A multi-source log analysis and threat detection tool built in Python, mirroring the internal architecture of enterprise SIEM platforms such as Splunk and IBM QRadar.
- Overview
- Why LogSentry?
- Architecture
- Project Structure
- Features
- Parsers
- Detectors
- Correlator
- External Integrations
- Report Generation
- Sample Log Scenarios
- Installation
- Usage
- Configuration
- Design Decisions
- What This Project Demonstrates
- Documentation
LogSentry is a Python-based security log analyzer that processes raw log files from multiple sources, applies threat detection rules, correlates alerts across sources, enriches findings with real-world threat intelligence, and produces a timestamped HTML incident report.

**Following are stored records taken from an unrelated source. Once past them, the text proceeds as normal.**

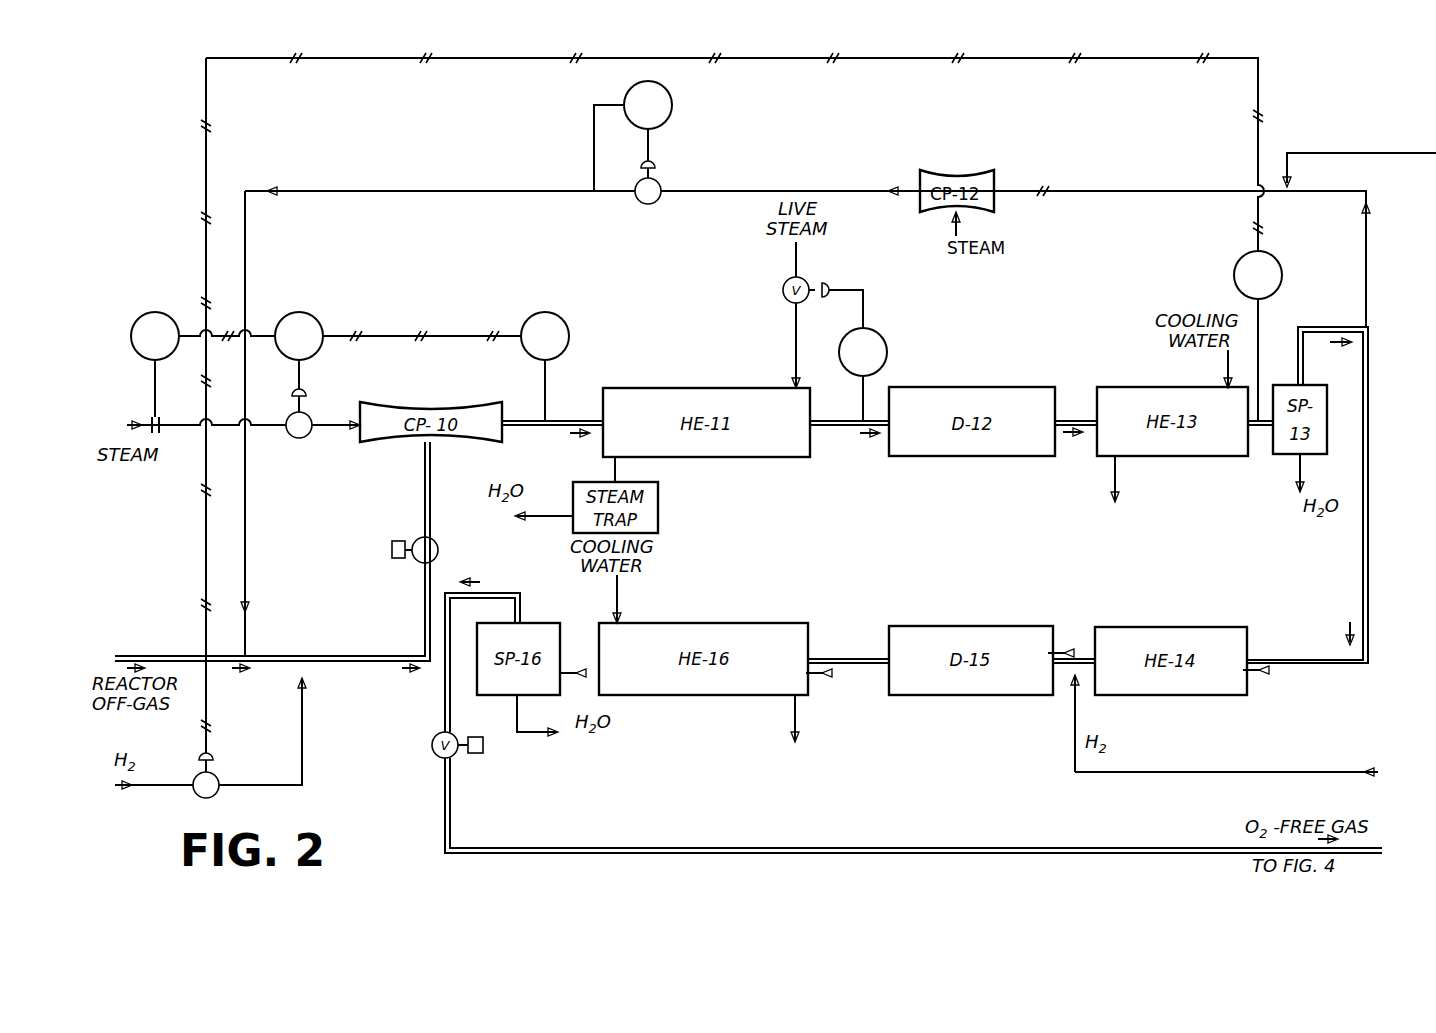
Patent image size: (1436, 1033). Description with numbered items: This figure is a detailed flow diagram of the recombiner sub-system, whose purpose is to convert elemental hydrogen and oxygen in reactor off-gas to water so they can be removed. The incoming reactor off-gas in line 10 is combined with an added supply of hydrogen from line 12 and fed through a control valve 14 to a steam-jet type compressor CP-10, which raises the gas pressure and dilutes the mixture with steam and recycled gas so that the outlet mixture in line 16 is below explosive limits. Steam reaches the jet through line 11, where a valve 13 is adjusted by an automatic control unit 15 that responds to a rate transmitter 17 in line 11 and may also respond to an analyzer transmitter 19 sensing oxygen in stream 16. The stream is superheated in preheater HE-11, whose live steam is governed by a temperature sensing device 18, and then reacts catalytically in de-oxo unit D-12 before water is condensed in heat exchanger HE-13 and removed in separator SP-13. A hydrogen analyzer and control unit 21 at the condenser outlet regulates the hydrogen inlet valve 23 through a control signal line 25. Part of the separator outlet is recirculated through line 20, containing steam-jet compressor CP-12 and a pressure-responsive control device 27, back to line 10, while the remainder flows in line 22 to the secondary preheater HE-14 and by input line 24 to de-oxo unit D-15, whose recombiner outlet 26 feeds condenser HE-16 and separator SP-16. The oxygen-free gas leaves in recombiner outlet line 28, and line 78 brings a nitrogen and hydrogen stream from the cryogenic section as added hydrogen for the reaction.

The reactor off-gas line 10 is at (172, 656).
The steam supply line 11 is at (196, 423).
The hydrogen supply line 12 is at (302, 716).
The steam regulating valve 13 is at (307, 437).
The control valve 14 is at (417, 563).
The automatic control unit 15 is at (297, 314).
The outlet line 16 is at (528, 421).
The rate transmitter 17 is at (154, 316).
The temperature sensing device 18 is at (882, 336).
The analyzer transmitter 19 is at (566, 326).
The recirculation line 20 is at (778, 191).
The hydrogen analyzer and control unit 21 is at (1278, 262).
The line to secondary recombiner system 22 is at (1369, 629).
The hydrogen inlet valve 23 is at (216, 781).
The input line 24 is at (1090, 658).
The control signal line 25 is at (777, 58).
The recombiner outlet 26 is at (860, 659).
The pressure-responsive control device 27 is at (672, 105).
The recombiner outlet line 28 is at (445, 806).
The line from cryogenic section 78 is at (1320, 152).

It supports three log formats out of the box:
- SSH —
/var/log/auth.logand/var/log/secure - Apache/nginx — Combined Log Format (
access.log) - Windows Security — Binary
.evtxevent log files
The tool is designed around the same fundamental pipeline that powers enterprise SIEM platforms — ingest, normalise, detect, correlate, report — rebuilt from scratch in Python to demonstrate deep understanding of the internals.
Most security students use pre-built SIEM tools. LogSentry was built from scratch to prove understanding of what those tools actually do internally:
| What commercial SIEMs do | What LogSentry does |
|---|---|
| Universal forwarders / log collectors | Custom parsers per log format |
| Common Information Model (CIM) | Uniform event dictionary schema |
| SPL/AQL correlation rules | Python detector modules |
| Notable Events / Offenses | correlator.py timeline engine |
| Threat intelligence feeds (TAXII) | AbuseIPDB API integration |
| MITRE ATT&CK app for Splunk | mitre.py with STIX 2.0 dataset |
| Dashboards, PDF exports | Jinja2 HTML report |
LogSentry is built around a strict four-layer pipeline with complete separation of concerns:
Raw Log Files
│
▼
┌─────────────┐
│ PARSERS │ ssh_parser.py / apache_parser.py / windows_parser.py
└─────────────┘
│ List of normalised event dicts
▼
┌─────────────┐
│ DETECTORS │ brute_force.py / off_hours.py / multi_target.py / web_attacks.py
└─────────────┘
│ List of alert dicts
▼
┌─────────────┐
│ CORRELATOR │ correlator.py
└─────────────┘
│ Grouped attack timelines
▼
┌─────────────┐
│ REPORTER │ report_generator.py + report.html (Jinja2)
└─────────────┘
│
▼
Timestamped HTML Report
The core design rule: A detector never reads a file. A parser never makes a judgment. A reporter never analyses data. Each module has exactly one job.
logsentry/
├── main.py # Orchestration entry point
├── correlator.py # Cross-source timeline builder
├── mitre.py # MITRE ATT&CK technique enrichment
├── enrichment.py # AbuseIPDB API integration
├── report_generator.py # Jinja2 HTML report builder
├── requirements.txt
├── .env # API keys (never commit this)
│
├── parsers/
│ ├── __init__.py
│ ├── ssh_parser.py # auth.log / secure parser
│ ├── apache_parser.py # access.log parser
│ └── windows_parser.py # .evtx binary parser
│
├── detectors/
│ ├── __init__.py
│ ├── brute_force.py # Threshold + CRITICAL escalation
│ ├── off_hours.py # Temporal anomaly detection
│ ├── multi_target.py # Credential stuffing detection
│ └── web_attacks.py # SQL/traversal/command/scan detection
│
├── templates/
│ └── report.html # Jinja2 HTML template
│
├── sample_logs/
│ ├── auth.log # 4-scenario SSH test data
│ └── access.log # 3-scenario Apache test data
│
└── output/ # Generated reports saved here
- Multi-format parsing — SSH, Apache CLF, Windows EVTX binary
- Brute force detection with CRITICAL escalation on confirmed account compromise
- Off-hours & weekend access detection for insider threat modelling
- Credential stuffing detection via multi-target username enumeration
- Web attack detection — SQL injection, directory traversal, command injection, vulnerability scanning
- Cross-source correlation — links alerts from different log types to the same attacker IP
- MITRE ATT&CK mapping — every alert mapped to a real technique ID (STIX 2.0)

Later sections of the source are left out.